Eighty seven percent of single people are single because they don’t want to share their pizza with anyone.
Interviewer: can you tell me about a time when you succeeded?
Me: (nods and looks out the window contemplatively) no
If I win Powerball, I’m having at least six of you killed. Four of you know who you are. I think the other two will be very surprised.
Me [giving spelling test]: infinite…Infinite… I have an “infinite” amount of peanut butter in my pantry.
Student: that’s impossible
Me: I assure you, it’s not
4: Mommy, where do babies come from?
Me: Well, sweetie, when two people tolerate each other very much…
Walking by a jewelry store and admiring diamond earrings:
Friend: Maybe he’ll get you those for Christmas
Me: I’ve been asking for a new potato peeler for the past five years, so I’m guessing that’s a no
[coming home from cinema]
Don’t let that ninja film go to your head again.
*roundhouse kicks the light switch on*
“I won’t”
At what ages do your kids who are 10 years apart stop fighting with each other?
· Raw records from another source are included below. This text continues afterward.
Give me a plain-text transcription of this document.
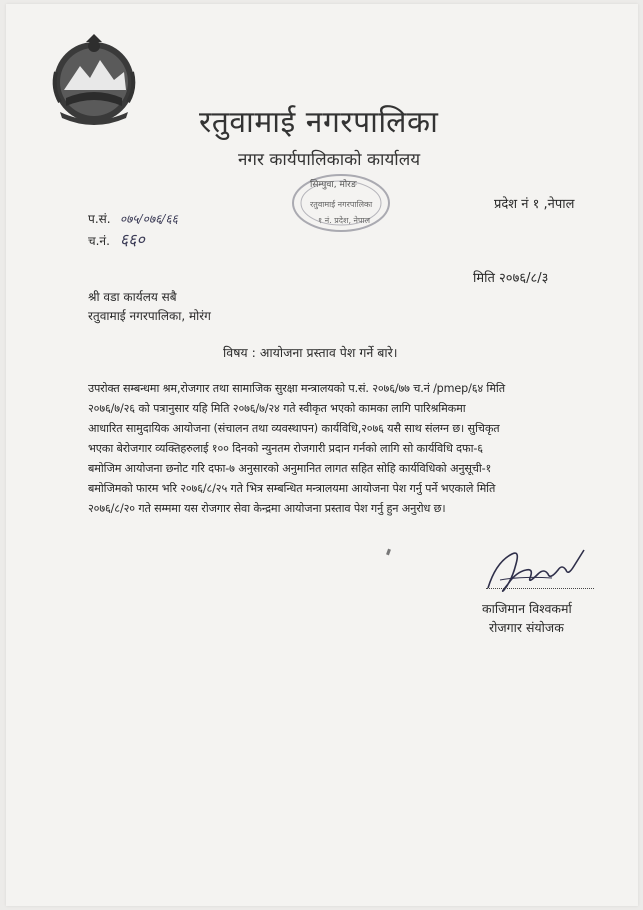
रतुवामाई नगरपालिका
नगर कार्यपालिकाको कार्यालय
प्रदेश नं १ ,नेपाल
सिम्पुवा, मोरङ
रतुवामाई नगरपालिका
१ नं. प्रदेश, नेपाल
प.सं. ०७५/०७६/६६
च.नं. ६६०
मिति २०७६/८/३
श्री वडा कार्यलय सबै
रतुवामाई नगरपालिका, मोरंग
विषय : आयोजना प्रस्ताव पेश गर्ने बारे।
उपरोक्त सम्बन्धमा श्रम,रोजगार तथा सामाजिक सुरक्षा मन्त्रालयको प.सं. २०७६/७७ च.नं /pmep/६४ मिति
२०७६/७/२६ को पत्रानुसार यहि मिति २०७६/७/२४ गते स्वीकृत भएको कामका लागि पारिश्रमिकमा
आधारित सामुदायिक आयोजना (संचालन तथा व्यवस्थापन) कार्यविधि,२०७६ यसै साथ संलग्न छ। सुचिकृत
भएका बेरोजगार व्यक्तिहरुलाई १०० दिनको न्युनतम रोजगारी प्रदान गर्नको लागि सो कार्यविधि दफा-६
बमोजिम आयोजना छनोट गरि दफा-७ अनुसारको अनुमानित लागत सहित सोहि कार्यविधिको अनुसूची-१
बमोजिमको फारम भरि २०७६/८/२५ गते भित्र सम्बन्धित मन्त्रालयमा आयोजना पेश गर्नु पर्ने भएकाले मिति
२०७६/८/२० गते सम्ममा यस रोजगार सेवा केन्द्रमा आयोजना प्रस्ताव पेश गर्नु हुन अनुरोध छ।
काजिमान विश्वकर्मा
रोजगार संयोजक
Because it’s not 19 & 9 😒
Cat doesn’t realize if he succeeds in tripping me on the way downstairs to feed him, we all die.
Instructions that say “keep at room temperature” are stupid because they never tell you which room.
Imagine being The Sun and finding out there is an entire line of glasses devoted to thwarting your vibe
Me after doing 3 pushups: Am I swole yet? I feel swole.
17: Please stop.
If you rub two sticks together fast enough, you’ll eventually start a widespread panic on the subway.
I would have instantly hit ET with a hammer and screamed the entire time
friend: thanks for all ur help
me:(forgot the phrase “its my pleasure”) i will pleasure myself about it
If my iPod doesn’t work in the next few minutes, I’m throwing it in the river.
It can either sync or swim.
I’m not like the other girls. I’m a 37 year old man.
“Nope, not touching that… what else you got?”
-Me, as a therapist
Me: Yeah, mosquitos always loved me. Your grandpa used meat tenderizer on my bites.
Son: Wow. That’s harsh.
M: I think because there’s salt in it.
S: Oh! The seasoning! I thought he actually used a meat mallet on you!
M: Umm…no…
SCAM ALERT – IMPORTANT
The cat has already been fed.
goldfish memory actually lasts for months not seconds so don’t play that “I forgot about the rent” shit with me, Bubbles
Cake safety first. Always.
[laying on the office couch]
Therapist: “Tell me about your childhood.”
Me: “Ok, but when does the foot massage begin?”
That f****** terrifying moment when you open your phone with a wet thumb and it starts automatically calling everyone on your contact list.
Love will tear us apart. Also, bears, wolves and some other woodland creatures.
A dollar doesn’t go as far as it used to.
Dollar (out of breath): Screw you.
That guy who narrates the true crime shows has the most soothing voice. He should be reading bedtime stories or something but instead he’s saying stuff like “Then he cut off her head and dumped her car in the river” all chill and mellow.
Jesus: I HAVE RETURNED
[wife & I arguing about who used the last paper towel or some other shit]
Jesus: OK I’MMA COME BACK LATER
Parenting Hack: Any dessert that can’t be split evenly between your kids is now yours.